Intro
Last year, during lockdown, many discovered the importance of PDF forms when having to deal remotely with administrations and large organizations like banks. Firefox supported displaying PDF forms, but it didn’t support filling them: users had to print them, fill them by hand, and scan them back to digital form. We decided it was time to reinvest in the PDF viewer (PDF.js) and support filling PDF forms within Firefox to make our users’ lives easier.
While we invested more time in the PDF viewer, we also went through the backlog of work and prioritized improving the accessibility of our PDF reader for users of assistive technologies. Below we’ll describe how we implemented the form support, improved accessibility, and made sure we had no regressions along the way.
Brief Summary of the PDF.js Architecture
To understand how we added support for forms and tagged PDFs, it’s first important to understand some basics about how the PDF viewer (PDF.js) works in Firefox.

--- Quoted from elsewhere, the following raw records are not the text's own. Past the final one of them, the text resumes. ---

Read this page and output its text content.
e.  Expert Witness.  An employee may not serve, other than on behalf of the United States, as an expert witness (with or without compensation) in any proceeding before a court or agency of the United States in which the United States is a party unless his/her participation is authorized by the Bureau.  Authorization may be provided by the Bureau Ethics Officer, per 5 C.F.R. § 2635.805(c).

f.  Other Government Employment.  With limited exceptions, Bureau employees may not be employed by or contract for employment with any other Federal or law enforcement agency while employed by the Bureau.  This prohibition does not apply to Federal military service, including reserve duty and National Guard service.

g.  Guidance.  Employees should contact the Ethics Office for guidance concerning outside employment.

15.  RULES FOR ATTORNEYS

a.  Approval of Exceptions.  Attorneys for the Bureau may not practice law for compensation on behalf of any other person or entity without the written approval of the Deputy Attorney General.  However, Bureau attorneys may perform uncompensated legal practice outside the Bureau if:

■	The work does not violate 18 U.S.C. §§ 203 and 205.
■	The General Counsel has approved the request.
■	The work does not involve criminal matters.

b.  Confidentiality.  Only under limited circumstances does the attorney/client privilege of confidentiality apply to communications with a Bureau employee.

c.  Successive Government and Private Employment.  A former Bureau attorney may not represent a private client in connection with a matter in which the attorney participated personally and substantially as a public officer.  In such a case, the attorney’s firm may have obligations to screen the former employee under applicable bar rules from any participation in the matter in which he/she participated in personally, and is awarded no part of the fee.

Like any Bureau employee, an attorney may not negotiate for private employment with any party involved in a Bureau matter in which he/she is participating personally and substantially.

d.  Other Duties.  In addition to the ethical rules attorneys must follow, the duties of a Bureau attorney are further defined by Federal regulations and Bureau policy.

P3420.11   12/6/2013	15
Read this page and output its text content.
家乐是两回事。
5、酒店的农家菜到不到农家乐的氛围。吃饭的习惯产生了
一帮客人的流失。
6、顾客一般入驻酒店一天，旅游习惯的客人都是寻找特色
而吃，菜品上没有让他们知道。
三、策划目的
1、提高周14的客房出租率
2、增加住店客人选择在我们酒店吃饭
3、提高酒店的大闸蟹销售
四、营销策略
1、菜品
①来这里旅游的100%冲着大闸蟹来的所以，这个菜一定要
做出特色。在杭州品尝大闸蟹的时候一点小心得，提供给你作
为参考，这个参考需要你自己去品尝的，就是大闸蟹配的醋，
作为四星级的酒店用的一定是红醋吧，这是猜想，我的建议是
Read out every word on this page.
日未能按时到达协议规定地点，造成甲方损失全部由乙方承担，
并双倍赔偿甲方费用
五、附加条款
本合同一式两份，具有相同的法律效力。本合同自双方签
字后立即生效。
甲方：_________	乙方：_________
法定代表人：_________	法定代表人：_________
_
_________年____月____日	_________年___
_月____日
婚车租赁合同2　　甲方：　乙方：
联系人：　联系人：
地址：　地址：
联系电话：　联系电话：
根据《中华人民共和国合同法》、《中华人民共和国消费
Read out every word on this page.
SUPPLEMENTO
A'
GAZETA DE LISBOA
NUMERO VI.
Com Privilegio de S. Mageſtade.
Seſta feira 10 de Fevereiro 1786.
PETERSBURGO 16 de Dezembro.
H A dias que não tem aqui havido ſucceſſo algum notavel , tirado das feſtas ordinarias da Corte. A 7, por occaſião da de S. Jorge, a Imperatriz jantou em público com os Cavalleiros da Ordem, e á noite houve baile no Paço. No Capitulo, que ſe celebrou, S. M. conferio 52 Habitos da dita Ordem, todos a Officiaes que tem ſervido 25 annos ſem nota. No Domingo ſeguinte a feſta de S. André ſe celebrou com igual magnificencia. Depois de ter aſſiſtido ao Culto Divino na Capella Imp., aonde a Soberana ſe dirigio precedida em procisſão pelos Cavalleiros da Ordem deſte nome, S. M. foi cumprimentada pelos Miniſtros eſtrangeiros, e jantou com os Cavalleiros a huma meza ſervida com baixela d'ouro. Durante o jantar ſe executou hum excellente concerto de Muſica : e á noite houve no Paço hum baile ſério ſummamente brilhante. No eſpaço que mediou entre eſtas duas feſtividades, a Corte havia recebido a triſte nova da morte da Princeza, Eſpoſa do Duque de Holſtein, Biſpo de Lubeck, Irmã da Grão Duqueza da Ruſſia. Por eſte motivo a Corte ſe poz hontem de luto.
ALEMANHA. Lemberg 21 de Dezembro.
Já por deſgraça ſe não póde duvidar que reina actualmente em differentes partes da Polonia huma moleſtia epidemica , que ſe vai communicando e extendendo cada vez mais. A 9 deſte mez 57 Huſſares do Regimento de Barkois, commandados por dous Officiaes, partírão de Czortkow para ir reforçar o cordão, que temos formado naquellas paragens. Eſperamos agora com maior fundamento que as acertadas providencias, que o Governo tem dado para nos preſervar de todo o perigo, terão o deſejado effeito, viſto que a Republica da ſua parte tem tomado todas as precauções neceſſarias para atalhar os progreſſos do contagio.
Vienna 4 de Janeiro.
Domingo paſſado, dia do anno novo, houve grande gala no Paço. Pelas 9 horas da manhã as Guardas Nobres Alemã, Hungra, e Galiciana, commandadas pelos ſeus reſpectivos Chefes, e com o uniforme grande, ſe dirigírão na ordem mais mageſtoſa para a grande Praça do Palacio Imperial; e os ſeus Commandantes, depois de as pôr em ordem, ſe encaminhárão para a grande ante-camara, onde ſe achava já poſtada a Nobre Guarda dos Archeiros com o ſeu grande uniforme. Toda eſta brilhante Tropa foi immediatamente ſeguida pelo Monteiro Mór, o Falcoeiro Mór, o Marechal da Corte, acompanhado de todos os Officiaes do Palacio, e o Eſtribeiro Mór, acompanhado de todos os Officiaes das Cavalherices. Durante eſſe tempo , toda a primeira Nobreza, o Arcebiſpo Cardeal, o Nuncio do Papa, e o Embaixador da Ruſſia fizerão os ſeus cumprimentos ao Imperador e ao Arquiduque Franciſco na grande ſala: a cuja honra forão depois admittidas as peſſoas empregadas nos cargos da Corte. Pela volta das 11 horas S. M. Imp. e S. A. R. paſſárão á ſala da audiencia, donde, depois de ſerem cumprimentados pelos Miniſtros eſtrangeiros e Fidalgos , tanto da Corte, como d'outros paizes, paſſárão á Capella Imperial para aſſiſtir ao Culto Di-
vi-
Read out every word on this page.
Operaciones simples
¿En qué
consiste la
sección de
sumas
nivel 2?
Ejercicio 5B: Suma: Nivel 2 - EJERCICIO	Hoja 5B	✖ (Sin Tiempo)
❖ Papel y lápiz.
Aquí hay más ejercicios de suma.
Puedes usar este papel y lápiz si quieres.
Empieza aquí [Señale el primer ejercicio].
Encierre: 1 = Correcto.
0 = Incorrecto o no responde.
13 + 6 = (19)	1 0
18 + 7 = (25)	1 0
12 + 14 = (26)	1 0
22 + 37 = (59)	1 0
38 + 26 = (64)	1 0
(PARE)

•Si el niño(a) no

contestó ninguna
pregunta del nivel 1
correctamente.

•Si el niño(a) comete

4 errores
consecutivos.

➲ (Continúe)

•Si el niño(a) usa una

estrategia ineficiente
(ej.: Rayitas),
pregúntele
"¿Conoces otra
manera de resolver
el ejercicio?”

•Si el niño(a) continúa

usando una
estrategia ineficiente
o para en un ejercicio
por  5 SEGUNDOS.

First, PDF.js will fetch and parse the document in a web worker. The parsed document will then generate drawing instructions. PDF.js sends them to the main thread and draws them on an HTML5 canvas element.
Besides the canvas, PDF.js potentially creates three more layers that are displayed on top of it. The first layer, the text layer, enables text selection and search. It contains span elements that are transparent and line up with the text drawn below them on the canvas. The other two layers are the Annotation/AcroForm layer and the XFA form layer. They support form filling and we will describe them in more detail below.
Filling Forms (AcroForms)
AcroForms are one of two types of forms that PDF supports, the most common type of form.
AcroForm structure
Within a PDF file, the form elements are stored in the annotation data. Annotations in PDF are separate elements from the main content of a document. They are often used for things like taking notes on a document or drawing on top of a document. AcroForm annotation elements support user input similar to HTML input e.g. text, check boxes, radio buttons.
AcroForm implementation
In PDF.js, we parse a PDF file and create the annotations in a web worker. Then, we send them out from the worker and render them in the main process using HTML elements inserted in a div (annotation layer). We render this annotation layer, composed of HTML elements, on top of the canvas layer.
The annotation layer works well for displaying the form elements in the browser, but it was not compatible with the way PDF.js supports printing. When printing a PDF, we draw its contents on a special printing canvas, insert it into the current document and send it to the printer. To support printing form elements with user input, we needed to draw them on the canvas.
By inspecting (with the help of the qpdf tool) the raw PDF data of forms saved using other tools, we discovered that we needed to save the appearance of a filled field by using some PDF drawing instructions, and that we could support both saving and printing with a common implementation.
To generate the field appearance, we needed to get the values entered by the user. We introduced an object called annotationStorage to store those values by using callback functions in the corresponding HTML elements. The annotationStorage is then passed to the worker when saving or printing, and the values for each annotation are used to create an appearance.
On top a filled form in Firefox and on bottom the printed PDF opened in Evince.
Safely Executing JavaScript within PDFs
Thanks to our Telemetry, we discovered that many forms contain and use embedded JavaScript code (yes, that’s a thing!).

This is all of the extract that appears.